This is a departure from your regularly scheduled programming of technical/SharePoint content. We originally published this on the Sympraxis newsletter.
Last summer I went on an impromptu vacation with my husband to Iceland. Despite having a whirlwind tour we left the weekend more invigorated and relaxed than we had been in a long time. On the plane ride home, we found ourselves talking about how amazing we found the island and how much we wanted to travel more with our son and show him the incredible places around the world. Inevitably the “nevers” and “don’ts” “and can’t” reared their ugly heads into the conversation.
“We don’t have enough money.”
“We don’t have enough vacation time.”
…and all the other obligations and reasons we all throw up in front of ourselves. We were feeling sad and defeated. But given the weekend we had just come from, and the impression left on us by the experience, it hit us that these were all social constructs that we were imposing on ourselves. We looked at each other and stopped saying we can’t, and we don’t, and started saying “Why not? and “We can!” Jobs can change, vacation time can change, people can adapt and grow. We set about making a plan and putting it out to the universe that we would change. We would do this.
Working from home has been a part of my professional career for the better part of the last 15 years. I would work from home several days a week and go into the office for the other two. Generally, that included either my couch or the Starbucks down the street. When I joined Sympraxis in January I made the jump to working remotely 100% of the time. This was the cornerstone in our master plan to move to Iceland for the summer with our child and experience another culture first hand. Shortly after my husband made a similar switch and we were free to build this adventure of life. The Monday after our son finished school for the year, we were on the plane touching down in Iceland for the entire summer. Our goal was to work but also to experience a different part of the world and share this experience with our son.
This has been an interesting exercise in work/life balance and self-discipline. Being half a day ahead of most of my colleagues and clients means that when I wake up, I have several hours of quiet time to focus on getting things done before my counterparts are awake. Conversely, it also means that when I am ready to wind my day down at 5pm and head to a local hotpot (geothermically heated pool) they are just coming back from lunch and ready to go.
It has been hard to not work all the time. I have found myself answering client emails at 7 or 8pm, which is something I never do when I am home, but it seems a little more normal here. One of my current projects is working with an international team as well so it means I could be having meetings at 8am with Tokyo and 6pm meetings with Boston so it can make for a very long day.
This was a big shift for me, I am so used to working in the same time zone as my clients but for the most part we have managed the time differences. The other issue has come around both of us working across from each other at the dining room table instead of at home in our office spaces which inevitably has led to some overlapping conference calls and lots of mute/unmute of the headsets.
We have also made it a priority to carve out time for us to experience this amazing country. Part of the beauty of being in a different location is making sure that we actually see it and experience it and to not buried in our laptops the entire time. During the week we try to clock out at a reasonable time and then experience the city culture of Reykjavik, like going to the city swimming pools/hot tubs, walking around the city, or going for ice cream. On the weekends we have been renting a car and exploring the country with day or weekend trips. We have been able to scream into raging waterfalls, stand on a glacier, and touch ancient ice in an ice cave.

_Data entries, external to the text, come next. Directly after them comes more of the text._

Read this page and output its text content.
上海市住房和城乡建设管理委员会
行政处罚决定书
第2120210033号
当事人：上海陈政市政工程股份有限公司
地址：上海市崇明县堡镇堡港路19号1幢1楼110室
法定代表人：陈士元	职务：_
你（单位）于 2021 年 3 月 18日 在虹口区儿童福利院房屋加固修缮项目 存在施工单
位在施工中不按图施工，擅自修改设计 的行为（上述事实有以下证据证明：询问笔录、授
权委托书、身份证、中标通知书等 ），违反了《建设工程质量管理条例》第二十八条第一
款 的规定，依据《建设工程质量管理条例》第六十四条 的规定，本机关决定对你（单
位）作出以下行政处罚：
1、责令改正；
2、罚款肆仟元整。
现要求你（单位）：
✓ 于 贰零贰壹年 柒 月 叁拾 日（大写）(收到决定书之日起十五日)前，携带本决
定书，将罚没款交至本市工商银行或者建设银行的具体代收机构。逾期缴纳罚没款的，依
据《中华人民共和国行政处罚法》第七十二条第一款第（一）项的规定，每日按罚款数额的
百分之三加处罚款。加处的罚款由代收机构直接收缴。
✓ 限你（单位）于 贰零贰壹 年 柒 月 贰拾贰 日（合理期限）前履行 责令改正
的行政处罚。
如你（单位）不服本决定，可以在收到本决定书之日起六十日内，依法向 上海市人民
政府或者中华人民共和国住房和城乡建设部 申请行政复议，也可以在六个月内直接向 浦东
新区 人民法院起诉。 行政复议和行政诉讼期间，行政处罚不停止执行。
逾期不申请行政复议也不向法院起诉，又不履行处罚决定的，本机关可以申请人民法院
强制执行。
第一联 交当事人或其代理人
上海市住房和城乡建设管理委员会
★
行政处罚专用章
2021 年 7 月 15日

What this has all brought home for me is that I spent too many years taking life too seriously. I am very lucky to have the opportunities that I have. But at the end of the day, life is short, and it might all be gone tomorrow. When I think about getting old, I want to sit back with my husband and say, “remember that time I tripped and almost fell to my death at the waterfall? That was pretty stupid.” I want my son to remember that summer or summers he spent experiencing how other kids live and learning what it feels like to not always understand the language. I hope that he takes away a broader appreciation for the world and where he sits as part of it.
We are already planning where we will spend next summer. Right now, the top contenders are Portugal, Denmark, and Greece. This is just a reminder that in this global economy with remote work being very common that just because you work from “home” it doesn’t need to be your permanent address. Get up, grab your laptop, and experience the world even if that is the Starbucks down the street, the next state over, or an island in the north Atlantic.